Zurich (awp/afp) - HYT, une marque culte chez les passionnés d'horlogerie, a fait faillite avec la pandémie mais son nouveau patron, Davide Cerrato, mise sur la reprise dans le luxe pour tenter de la relancer avec des modèles à pas moins de 70.000 euros.

En mars dernier, cette petite marque indépendante avait dû se résoudre à mettre la clé sous la porte et licencier ses 17 employés alors que les ventes des fabricants de montres suisses s'étaient effondrées en 2020. Mais le luxe a entre-temps connu un rebond spectaculaire.

"C'est le bon moment", a estimé M. Cerrato, l'ancien directeur artistique de Tudor, une marque qui appartient à Rolex, et ancien directeur de la division Montres de Montblanc, lors d'un entretien avec l'AFP.

"Les gens fortunés qui investissent en Bourse ont gagné énormément d'argent depuis deux ans", a fait valoir M. Cerrato à la tête depuis juillet de l'équipe qui a voulu relancer la marque, soulignant que cette clientèle fortunée a non seulement beaucoup de liquidités disponibles mais aussi une forte "envie de dépenser".

Et pour preuve, Rolls-Royce, Bentley et Bugatti ont connu une année record en 2021. Richemont, propriétaire de Montblanc et de Cartier, a vu ses ventes s'envoler pendant les fêtes tandis que LVMH, le numéro un mondial du luxe, a signé un exercice record. Les exportations de montres suisses ont de leur côté surpassé leur niveau d'avant-pandémie mais aussi leur précédent record historique de 2014, une année faste dans l'horlogerie.

Sensation

Lancée en 2012, la marque HYT avait fait sensation au salon horloger de Bâle avec ses montres futuristes qui ne donnent pas l'heure avec une aiguille mais avec un fluide qui se déplace dans un minuscule tube autour du cadran.

M. Cerrato l'avait alors découverte dans les allées du salon et avoue avoir été "impressionné" par la prouesse technique de ces montres qui s'appuyaient sur une technologie développée à l'origine pour le secteur médical. "Dès que j'ai vu HYT, j'y ai vu un potentiel énorme", se souvient-il.

La marque avait aussi attiré l'oeil d'investisseurs, dont l'ancien président de Nestlé, Peter Brabeck-Letmathe, qui était entré dans son capital. L'entreprise avait pu procéder à une levée de fonds pour mettre au point des modèles à des prix plus abordables, ses premières montres coûtant plus de 50.000 francs suisses (48.000 euros).

Remontée en gamme

Mais avec l'épidémie de Covid-19, l'entreprise a vu ses ventes s'effondrer de 40% en 2020. Faute d'avoir pu lever les 5 à 10 millions de francs suisses qui lui manquaient pour se maintenir à flot, elle avait dû déposer le bilan.

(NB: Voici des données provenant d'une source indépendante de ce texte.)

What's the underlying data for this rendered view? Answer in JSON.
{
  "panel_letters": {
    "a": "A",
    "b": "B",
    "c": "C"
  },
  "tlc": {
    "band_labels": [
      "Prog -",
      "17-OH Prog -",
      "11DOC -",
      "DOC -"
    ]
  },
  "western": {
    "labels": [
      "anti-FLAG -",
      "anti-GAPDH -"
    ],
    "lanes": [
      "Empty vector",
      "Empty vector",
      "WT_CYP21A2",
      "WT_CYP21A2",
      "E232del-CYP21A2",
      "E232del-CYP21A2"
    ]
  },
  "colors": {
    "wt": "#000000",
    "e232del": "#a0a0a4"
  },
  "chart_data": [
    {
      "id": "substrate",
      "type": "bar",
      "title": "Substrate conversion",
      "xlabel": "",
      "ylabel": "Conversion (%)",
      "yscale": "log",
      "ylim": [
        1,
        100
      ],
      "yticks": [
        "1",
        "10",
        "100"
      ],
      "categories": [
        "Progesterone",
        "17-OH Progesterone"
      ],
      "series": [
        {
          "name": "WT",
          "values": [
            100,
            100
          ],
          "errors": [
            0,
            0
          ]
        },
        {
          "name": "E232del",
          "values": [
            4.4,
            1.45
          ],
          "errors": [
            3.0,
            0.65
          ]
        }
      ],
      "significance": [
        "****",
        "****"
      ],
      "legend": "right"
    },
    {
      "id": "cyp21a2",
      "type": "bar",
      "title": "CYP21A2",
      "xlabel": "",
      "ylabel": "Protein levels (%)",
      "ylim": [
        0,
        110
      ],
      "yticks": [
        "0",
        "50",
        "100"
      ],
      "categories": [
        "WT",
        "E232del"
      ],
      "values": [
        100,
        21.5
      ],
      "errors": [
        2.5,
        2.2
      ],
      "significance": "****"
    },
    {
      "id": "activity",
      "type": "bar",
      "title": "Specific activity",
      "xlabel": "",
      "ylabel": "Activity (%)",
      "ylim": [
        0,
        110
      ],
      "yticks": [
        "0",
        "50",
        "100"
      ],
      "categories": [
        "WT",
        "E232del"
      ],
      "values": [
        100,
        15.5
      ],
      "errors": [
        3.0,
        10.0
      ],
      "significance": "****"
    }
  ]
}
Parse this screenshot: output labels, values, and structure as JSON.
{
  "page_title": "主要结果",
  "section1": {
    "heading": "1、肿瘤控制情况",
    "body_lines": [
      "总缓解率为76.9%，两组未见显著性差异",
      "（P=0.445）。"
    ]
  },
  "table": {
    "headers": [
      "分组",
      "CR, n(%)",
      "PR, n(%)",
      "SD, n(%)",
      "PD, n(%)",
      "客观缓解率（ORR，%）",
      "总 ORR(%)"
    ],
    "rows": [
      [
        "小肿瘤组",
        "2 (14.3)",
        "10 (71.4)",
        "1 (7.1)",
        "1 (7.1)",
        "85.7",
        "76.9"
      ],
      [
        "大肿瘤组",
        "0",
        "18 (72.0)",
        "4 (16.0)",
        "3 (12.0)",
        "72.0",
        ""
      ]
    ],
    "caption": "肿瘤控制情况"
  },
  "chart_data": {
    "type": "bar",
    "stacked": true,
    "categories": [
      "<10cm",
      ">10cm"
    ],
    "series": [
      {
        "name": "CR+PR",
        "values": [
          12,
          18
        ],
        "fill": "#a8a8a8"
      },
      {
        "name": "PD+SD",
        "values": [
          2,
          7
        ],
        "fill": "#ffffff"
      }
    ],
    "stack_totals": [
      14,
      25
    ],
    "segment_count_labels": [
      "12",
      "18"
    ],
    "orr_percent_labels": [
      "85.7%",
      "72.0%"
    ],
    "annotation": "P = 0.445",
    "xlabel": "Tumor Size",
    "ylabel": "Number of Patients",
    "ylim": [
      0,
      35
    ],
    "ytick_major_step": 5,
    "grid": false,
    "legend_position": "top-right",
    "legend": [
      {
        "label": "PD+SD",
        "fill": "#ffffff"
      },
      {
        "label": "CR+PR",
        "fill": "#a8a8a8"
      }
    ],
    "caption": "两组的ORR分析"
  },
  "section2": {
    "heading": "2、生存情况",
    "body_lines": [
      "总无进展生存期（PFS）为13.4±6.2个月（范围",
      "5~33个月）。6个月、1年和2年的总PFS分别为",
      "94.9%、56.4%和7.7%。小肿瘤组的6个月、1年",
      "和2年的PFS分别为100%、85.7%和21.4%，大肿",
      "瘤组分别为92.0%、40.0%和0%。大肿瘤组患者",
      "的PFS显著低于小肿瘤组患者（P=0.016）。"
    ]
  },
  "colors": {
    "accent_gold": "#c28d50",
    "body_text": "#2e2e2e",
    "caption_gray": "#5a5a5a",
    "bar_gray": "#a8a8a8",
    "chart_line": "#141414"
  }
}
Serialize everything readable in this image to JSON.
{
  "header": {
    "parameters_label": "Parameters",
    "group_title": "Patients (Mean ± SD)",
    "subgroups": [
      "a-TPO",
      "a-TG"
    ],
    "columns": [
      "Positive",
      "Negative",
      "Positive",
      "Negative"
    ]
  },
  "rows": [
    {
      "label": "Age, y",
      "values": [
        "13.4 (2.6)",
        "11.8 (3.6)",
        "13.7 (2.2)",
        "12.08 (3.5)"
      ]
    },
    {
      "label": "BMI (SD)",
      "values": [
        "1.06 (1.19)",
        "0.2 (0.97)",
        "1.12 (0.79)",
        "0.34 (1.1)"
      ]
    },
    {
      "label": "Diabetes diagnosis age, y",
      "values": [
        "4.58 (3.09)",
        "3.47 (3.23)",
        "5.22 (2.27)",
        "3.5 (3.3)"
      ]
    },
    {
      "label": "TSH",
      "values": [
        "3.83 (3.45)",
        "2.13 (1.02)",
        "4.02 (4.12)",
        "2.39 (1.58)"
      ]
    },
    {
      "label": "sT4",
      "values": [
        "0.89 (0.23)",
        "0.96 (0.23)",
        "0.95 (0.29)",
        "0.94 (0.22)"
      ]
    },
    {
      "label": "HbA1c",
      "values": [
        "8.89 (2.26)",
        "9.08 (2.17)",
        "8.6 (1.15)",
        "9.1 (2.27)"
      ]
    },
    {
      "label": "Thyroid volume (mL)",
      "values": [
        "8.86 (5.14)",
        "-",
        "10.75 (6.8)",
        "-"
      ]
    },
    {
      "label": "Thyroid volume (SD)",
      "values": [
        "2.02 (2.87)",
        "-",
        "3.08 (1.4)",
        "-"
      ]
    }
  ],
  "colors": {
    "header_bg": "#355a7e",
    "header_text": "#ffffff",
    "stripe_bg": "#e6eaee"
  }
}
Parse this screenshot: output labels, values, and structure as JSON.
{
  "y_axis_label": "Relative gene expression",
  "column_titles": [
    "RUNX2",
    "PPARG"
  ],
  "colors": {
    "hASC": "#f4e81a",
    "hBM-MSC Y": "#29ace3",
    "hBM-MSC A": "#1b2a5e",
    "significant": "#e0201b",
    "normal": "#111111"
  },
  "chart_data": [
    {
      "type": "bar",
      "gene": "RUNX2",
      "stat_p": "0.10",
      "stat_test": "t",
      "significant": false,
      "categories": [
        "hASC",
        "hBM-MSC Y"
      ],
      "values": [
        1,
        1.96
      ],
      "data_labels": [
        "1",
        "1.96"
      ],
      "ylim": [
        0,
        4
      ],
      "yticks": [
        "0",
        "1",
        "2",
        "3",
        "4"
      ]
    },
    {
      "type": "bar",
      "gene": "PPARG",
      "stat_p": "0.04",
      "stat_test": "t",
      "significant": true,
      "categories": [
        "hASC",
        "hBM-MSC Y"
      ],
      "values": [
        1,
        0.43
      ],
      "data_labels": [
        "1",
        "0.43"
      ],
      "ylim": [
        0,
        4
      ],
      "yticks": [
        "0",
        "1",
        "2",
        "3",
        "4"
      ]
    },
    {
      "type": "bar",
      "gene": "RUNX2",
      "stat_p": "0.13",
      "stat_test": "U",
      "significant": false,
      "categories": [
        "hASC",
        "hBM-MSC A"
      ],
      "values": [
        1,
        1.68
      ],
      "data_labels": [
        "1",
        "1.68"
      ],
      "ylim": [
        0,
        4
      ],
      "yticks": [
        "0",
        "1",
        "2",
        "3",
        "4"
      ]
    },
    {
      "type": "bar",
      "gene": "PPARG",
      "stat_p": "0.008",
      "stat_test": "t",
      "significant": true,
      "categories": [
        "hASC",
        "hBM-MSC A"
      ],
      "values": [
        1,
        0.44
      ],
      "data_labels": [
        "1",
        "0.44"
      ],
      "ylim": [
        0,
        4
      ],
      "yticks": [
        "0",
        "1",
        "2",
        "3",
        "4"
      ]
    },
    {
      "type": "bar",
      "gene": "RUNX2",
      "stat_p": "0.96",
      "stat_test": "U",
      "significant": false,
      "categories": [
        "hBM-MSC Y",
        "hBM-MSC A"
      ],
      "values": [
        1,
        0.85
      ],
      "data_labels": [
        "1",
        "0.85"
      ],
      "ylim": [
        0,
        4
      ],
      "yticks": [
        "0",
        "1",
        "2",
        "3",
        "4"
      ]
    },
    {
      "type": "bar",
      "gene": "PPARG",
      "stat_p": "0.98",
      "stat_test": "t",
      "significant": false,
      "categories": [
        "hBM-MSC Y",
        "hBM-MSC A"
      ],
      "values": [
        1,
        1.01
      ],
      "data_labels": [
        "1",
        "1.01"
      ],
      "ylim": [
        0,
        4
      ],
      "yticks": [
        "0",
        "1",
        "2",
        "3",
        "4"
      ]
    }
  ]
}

Pour la relancer, M. Cerrato compte cependant aller à rebours de l'ancienne équipe et la remonter en gamme en multipliant les complications horlogères pour séduire les riches collectionneurs, à l'affût de montres qu'ils ne retrouveront pas à tous les poignets.

La marque va d'abord lancer un premier modèle à 70.000 francs suisses hors taxes, soit "dans les 75 à 77.000 euros chez les détaillants", précise M. Cerrato, qui sera le prix "d'entrée de gamme". Il compte ensuite lancer deux autres modèles encore plus chers avec encore plus de complications horlogères.

"On la repositionne sur le fait que c'est un objet unique", explique le quinquagénaire, qui vise une clientèle en quête de montres "rares" et "créativement différentes". "C'est là qu'entrent en jeu les marques indépendantes et ce qui fait leur succès", affirme-t-il.

Mais réussira-t-il son pari? D'après Jon Cox, analyste chez Kepler Cheuvreux, le marché est en tout cas porteur, et si le "produit est juste" et que son prix "ne chute pas dramatiquement sur le marché secondaire", alors ces marques haut de gamme peuvent "très bien se porter".

Lors des dernières enchères d'automne à Genève, les prix des montres fabriquées par des horlogers indépendants avaient battu des records face à l'engouement des collectionneurs pour des modèles pointus.